Stosownie do art. 746 k.c. w zw. z art. 750 k.c. dający zlecenie może je wypowiedzieć w każdym czasie. Powinien jednak zwrócić przyjmującemu zlecenie wydatki, które ten poczynił w celu należytego wykonania zlecenia; w razie odpłatnego zlecenia obowiązany jest uiścić przyjmującemu zlecenie część wynagrodzenia odpowiadającą jego dotychczasowym czynnościom, a jeżeli wypowiedzenie nastąpiło bez ważnego powodu, powinien także naprawić szkodę. § 2. Przyjmujący zlecenie może je wypowiedzieć w każdym czasie. Jednakże gdy zlecenie jest odpłatne, a wypowiedzenie nastąpiło bez ważnego powodu, przyjmujący zlecenie jest odpowiedzialny za szkodę. § 3. Nie można zrzec się z góry uprawnienia do wypowiedzenia zlecenia z ważnych powodów. Tymczasem pozwany poprzez kwestionowane postanowienie pozbawia konsumenta prawa wypowiedzenia umowy w każdym czasie. Konstrukcja zawarta we wzorcu umownym stosowanym przez uczelnie przewiduje, iż student ma prawo wypowiedzieć umowę z zachowaniem jednomiesięcznego okresu wypowiedzenia, a skutek wypowiedzenia nastąpi na koniec semestru, w którym złożył wypowiedzenie. Możliwość wypowiedzenia umowy w każdym czasie zagwarantowana przez ustawodawcę obejmuje również sytuację w której doszło do zmian umowy wiążącej strony. W ocenie Sądu zmiana wysokości czesnego spowodowana zmianą wskaźnika inflacji jest ważnym powodem do wypowiedzenia umowy przez studenta. Z kolei pozwany swobodnie i we własnym zakresie ocenił skuteczność wypowiedzenia, uniemożliwiając konsumentowi złożenie oświadczenia o wypowiedzeniu umowy zgodnie z zasadami ogólnymi.

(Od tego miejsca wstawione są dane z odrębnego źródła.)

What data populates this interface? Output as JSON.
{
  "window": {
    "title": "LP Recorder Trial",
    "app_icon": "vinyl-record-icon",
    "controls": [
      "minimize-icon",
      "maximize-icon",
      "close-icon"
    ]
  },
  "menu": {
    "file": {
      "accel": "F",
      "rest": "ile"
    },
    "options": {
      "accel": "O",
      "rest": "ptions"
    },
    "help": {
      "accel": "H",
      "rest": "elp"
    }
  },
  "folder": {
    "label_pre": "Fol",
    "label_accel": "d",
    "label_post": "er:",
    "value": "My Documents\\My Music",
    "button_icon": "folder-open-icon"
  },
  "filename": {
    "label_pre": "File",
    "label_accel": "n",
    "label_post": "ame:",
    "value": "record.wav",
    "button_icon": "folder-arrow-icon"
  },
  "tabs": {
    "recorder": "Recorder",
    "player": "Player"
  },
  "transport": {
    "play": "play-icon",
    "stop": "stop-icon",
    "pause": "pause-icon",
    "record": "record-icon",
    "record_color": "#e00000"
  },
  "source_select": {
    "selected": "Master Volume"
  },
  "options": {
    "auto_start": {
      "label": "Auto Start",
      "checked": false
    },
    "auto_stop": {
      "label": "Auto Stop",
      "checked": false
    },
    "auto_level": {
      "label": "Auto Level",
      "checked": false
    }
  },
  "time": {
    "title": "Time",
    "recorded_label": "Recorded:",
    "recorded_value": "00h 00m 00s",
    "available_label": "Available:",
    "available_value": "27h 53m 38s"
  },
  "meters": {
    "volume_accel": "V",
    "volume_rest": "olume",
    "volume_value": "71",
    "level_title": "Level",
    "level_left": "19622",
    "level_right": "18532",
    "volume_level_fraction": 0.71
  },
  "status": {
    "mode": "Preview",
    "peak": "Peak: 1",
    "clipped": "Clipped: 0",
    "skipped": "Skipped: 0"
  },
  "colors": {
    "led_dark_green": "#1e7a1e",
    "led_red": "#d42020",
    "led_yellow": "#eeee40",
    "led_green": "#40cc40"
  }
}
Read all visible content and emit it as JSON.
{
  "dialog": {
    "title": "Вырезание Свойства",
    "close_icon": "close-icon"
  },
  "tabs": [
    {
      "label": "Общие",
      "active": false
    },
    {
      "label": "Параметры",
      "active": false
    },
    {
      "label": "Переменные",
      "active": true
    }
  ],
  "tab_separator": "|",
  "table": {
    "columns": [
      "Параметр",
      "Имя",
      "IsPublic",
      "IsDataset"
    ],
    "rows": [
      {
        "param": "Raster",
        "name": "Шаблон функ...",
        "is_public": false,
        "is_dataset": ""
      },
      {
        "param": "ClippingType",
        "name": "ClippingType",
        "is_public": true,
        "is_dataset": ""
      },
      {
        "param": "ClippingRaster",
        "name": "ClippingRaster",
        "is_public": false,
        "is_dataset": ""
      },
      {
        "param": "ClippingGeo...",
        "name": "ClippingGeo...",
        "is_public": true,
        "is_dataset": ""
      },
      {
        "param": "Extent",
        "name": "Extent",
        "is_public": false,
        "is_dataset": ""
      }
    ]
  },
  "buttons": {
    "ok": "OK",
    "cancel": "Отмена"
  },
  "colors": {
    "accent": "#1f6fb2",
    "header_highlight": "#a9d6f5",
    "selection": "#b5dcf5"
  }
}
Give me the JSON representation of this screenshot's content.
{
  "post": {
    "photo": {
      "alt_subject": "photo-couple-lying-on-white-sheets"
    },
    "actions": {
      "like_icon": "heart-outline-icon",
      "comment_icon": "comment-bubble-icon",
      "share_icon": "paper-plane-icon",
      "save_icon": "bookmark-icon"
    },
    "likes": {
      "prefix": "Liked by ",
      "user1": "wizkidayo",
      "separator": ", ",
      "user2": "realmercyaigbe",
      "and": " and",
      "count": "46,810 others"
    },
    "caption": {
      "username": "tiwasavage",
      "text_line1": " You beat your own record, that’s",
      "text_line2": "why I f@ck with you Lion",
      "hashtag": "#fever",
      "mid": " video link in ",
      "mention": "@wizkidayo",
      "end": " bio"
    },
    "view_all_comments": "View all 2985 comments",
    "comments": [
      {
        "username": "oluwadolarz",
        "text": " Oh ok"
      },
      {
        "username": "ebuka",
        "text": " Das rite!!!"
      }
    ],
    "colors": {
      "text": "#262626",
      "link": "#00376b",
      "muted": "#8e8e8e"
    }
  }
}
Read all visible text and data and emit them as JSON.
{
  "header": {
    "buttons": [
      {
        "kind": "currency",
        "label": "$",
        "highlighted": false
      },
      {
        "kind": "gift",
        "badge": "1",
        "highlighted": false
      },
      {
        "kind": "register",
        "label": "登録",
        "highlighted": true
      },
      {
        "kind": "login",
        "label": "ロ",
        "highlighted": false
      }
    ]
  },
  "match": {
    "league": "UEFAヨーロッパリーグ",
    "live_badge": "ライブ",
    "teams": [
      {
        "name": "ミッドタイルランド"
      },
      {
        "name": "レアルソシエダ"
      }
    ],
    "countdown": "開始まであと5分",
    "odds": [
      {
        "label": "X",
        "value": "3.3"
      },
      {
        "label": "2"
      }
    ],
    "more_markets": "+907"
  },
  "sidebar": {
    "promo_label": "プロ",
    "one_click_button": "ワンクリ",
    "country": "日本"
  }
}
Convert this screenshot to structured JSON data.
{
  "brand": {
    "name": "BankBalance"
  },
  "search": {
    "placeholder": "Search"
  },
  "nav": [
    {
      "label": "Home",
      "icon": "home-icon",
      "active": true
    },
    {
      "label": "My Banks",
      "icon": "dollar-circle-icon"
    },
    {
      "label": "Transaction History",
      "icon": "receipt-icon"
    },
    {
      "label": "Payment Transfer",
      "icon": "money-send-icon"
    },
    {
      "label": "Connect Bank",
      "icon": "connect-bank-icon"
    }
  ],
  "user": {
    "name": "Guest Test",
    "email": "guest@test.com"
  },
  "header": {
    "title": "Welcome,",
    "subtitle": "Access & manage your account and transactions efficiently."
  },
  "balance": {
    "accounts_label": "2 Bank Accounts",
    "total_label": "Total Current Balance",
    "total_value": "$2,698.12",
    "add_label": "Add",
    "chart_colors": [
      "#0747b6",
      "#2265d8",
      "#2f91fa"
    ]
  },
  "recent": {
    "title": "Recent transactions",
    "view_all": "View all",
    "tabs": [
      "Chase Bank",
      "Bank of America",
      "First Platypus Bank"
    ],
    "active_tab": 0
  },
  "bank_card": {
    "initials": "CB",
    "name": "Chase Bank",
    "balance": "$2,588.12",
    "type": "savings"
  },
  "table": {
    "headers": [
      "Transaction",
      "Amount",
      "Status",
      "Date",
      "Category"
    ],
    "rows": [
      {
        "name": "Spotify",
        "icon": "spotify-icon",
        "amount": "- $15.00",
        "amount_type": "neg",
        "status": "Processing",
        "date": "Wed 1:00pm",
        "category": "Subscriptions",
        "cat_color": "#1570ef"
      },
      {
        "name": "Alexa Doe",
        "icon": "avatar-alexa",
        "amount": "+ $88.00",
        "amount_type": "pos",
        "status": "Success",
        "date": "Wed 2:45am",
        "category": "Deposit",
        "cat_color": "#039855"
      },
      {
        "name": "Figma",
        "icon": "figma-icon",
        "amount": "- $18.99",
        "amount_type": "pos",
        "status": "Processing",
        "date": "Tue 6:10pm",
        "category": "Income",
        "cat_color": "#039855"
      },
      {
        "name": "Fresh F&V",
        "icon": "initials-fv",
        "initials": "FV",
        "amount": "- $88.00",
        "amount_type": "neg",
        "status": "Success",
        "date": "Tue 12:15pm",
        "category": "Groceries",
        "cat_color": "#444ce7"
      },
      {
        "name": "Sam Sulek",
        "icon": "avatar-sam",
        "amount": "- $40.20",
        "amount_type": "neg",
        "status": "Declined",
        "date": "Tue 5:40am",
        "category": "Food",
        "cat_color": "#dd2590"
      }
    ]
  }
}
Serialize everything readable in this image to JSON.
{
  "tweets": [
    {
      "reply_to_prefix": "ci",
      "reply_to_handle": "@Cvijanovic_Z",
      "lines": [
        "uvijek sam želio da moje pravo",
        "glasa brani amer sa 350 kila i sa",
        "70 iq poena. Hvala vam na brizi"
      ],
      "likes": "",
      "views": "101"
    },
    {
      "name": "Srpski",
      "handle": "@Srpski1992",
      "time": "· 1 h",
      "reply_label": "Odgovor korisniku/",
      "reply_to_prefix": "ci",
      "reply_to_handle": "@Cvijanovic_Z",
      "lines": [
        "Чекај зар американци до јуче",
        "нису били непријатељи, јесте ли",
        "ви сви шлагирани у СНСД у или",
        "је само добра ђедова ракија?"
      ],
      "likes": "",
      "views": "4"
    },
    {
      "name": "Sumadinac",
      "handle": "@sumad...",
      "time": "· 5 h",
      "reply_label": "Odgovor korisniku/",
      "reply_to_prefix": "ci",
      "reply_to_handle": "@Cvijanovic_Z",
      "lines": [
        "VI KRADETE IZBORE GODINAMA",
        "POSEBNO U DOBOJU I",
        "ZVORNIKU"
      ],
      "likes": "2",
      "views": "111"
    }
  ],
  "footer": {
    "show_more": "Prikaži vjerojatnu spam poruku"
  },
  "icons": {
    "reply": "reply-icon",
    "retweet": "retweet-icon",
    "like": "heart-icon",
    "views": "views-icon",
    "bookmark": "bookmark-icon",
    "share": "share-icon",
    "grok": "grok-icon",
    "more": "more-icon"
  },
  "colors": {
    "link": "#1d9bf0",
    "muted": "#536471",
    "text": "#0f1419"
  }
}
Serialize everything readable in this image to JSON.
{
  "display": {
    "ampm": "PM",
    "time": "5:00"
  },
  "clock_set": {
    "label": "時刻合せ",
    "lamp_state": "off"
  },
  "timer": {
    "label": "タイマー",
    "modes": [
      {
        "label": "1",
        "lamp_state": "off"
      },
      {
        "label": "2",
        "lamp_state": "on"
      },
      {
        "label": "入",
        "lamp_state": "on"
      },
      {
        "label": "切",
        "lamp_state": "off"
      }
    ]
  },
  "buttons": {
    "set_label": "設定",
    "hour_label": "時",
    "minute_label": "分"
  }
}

Konsekwencją powyższego jest uznanie, że zakwestionowana klauzula nie uwzględnia i nie zabezpiecza interesu konsumenta (studenta), jako słabszej strony umowy, co prowadzi do ukształtowania stosunku zobowiązaniowego w sposób nierównorzędny i rażąco dla niego niekorzystny. Przedmiotowy zapis w ocenie Sądu, kształtuje prawa i obowiązki konsumenta w sposób sprzeczny z dobrymi obyczajami, rażąco naruszając ich interesy.

Mając więc na uwadze powyższe, na podstawie art. 385[1] §1 k.c. Sąd uznał przedmiotowe postanowienie wzorca umowy za niedozwolone, zaś na podstawie art. 479[42] §1 k.p.c. zakazał jego wykorzystywania w obrocie konsumenckim.

O kosztach postępowania orzeczono w oparciu o art. 98 k.p.c. zgodnie, z którym strona przegrywająca sprawę obowiązana jest zwrócić przeciwnikowi na jego żądanie koszty niezbędne do celowego dochodzenia praw i celowej obrony.

Przyznane stronie koszty stanowią wynagrodzenie pełnomocnika procesowego w wysokości 360 zł - ustalone na podstawie § 14 ust. 3 pkt 2 w zw. z § 2 ust. 2 rozporządzenia Ministra Sprawiedliwości z dnia 28 września 2002 roku w sprawie opłat za czynności radców prawnych oraz ponoszenia przez Skarb Państwa kosztów pomocy prawnej udzielonej przez radcę prawnego ustanowionego z urzędu.

Mając na uwadze wynik sprawy, orzeczenie o nakazaniu pobrania od strony pozwanej opłaty od pozwu uzasadnia art. 113 ust. 1 ustawy z dnia 28 lipca 2005 roku o kosztach sądowych w sprawach cywilnych.

O publikacji prawomocnego wyroku w Monitorze Sądowym i Gospodarczym na koszt strony pozwanej zarządzono na podstawie art. 479[44] k.p.c.